I remember the year my parents were so ticked at me they not only didn't get me a present, but they went out to a party on my birthday. It was the year I realized that although they loved me, the didn't like me.
Prior to my bday, I was having a hard time, and fought with my parents a lot, but they were my *Parents*. Rather sacred. In my rather juvenile mind, when I didn't get a present from them out of spite, I drew a line in the sand in my heart and I didn't let them back in for over 10 years. I was 11.
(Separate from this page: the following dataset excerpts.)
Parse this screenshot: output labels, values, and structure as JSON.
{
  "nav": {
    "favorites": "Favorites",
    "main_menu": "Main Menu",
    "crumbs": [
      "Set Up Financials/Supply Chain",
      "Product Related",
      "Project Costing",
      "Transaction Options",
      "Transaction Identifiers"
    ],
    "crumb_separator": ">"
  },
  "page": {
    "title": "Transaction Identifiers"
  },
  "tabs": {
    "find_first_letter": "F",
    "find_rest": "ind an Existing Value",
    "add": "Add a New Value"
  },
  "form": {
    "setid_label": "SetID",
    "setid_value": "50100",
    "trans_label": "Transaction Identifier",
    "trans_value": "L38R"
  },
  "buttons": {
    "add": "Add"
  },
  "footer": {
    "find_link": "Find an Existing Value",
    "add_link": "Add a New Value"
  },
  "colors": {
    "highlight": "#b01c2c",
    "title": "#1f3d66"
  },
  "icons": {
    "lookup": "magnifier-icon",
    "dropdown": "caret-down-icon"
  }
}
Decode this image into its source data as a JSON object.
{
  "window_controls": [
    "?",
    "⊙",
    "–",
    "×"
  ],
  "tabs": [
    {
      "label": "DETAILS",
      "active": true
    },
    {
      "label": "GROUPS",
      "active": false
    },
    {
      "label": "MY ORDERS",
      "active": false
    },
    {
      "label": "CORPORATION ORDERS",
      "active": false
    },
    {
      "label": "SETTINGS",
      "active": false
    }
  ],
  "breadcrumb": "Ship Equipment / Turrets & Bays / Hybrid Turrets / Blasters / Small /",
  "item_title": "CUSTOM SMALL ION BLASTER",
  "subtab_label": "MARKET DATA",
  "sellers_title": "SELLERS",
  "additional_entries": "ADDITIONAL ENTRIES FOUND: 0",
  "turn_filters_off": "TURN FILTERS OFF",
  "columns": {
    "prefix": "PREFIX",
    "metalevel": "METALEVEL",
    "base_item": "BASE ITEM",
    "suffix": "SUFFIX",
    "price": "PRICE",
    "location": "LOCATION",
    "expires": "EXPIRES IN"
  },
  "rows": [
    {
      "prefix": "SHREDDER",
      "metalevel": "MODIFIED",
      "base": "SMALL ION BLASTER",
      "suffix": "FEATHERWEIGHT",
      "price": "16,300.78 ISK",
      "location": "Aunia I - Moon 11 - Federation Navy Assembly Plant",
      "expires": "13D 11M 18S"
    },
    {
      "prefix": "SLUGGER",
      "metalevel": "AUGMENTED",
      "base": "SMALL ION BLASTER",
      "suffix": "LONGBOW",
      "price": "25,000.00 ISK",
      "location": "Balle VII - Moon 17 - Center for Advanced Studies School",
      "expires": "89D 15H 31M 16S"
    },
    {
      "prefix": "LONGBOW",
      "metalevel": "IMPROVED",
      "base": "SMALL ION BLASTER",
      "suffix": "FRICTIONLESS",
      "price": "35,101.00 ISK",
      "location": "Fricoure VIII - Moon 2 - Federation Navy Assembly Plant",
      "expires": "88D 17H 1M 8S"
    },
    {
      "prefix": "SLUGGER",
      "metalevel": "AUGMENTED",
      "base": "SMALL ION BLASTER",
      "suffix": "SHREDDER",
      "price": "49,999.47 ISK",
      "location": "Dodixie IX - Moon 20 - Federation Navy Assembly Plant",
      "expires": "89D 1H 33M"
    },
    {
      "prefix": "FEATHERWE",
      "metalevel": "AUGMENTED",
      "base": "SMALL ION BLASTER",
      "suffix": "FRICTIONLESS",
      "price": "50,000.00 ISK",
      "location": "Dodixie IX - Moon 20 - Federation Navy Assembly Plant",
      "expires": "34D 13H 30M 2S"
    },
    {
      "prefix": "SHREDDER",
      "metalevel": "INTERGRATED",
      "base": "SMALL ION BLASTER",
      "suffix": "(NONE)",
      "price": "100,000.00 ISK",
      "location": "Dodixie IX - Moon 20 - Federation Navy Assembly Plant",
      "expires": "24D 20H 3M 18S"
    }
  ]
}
Don't get me wrong, I still loved them, but that day they ceased (in my mind/heart) to be my Parents, and became my parents. I realized that their love was conditional, and in order to be loved by them I had to be a person other than myself. I left home as soon as I was legally able to (by guilting my father into signing a waiver that let me enlist at 17)... and over the next several years slowly grew up. By the time I was 21 I had made overatures to my mother, and we slowly rebuilt that relationship, so that 10 years later (20 years after my 11th bday), she is now one of my best friends. But it took a lot of time. My parents lost my respect that day.
My parents made a mistake. They were ticked at me, so they behaved spitefully, which knocked them right off of the moral highground, and down on my level. So from that point onward, I treated them as I would any other child on my level.
Of course it was childish, I was a child.
Would the same happen with your daughter? No idea. We all walk our paths differently. But no matter how much they yelled at me that trust is earned, I held my own hurts, and how THEY lost MY trust... and did nothing whatsoever to regain it, as a shield. Earplugs against what they were saying.
But I would highly rec sending a gift. Anything else really is spiteful.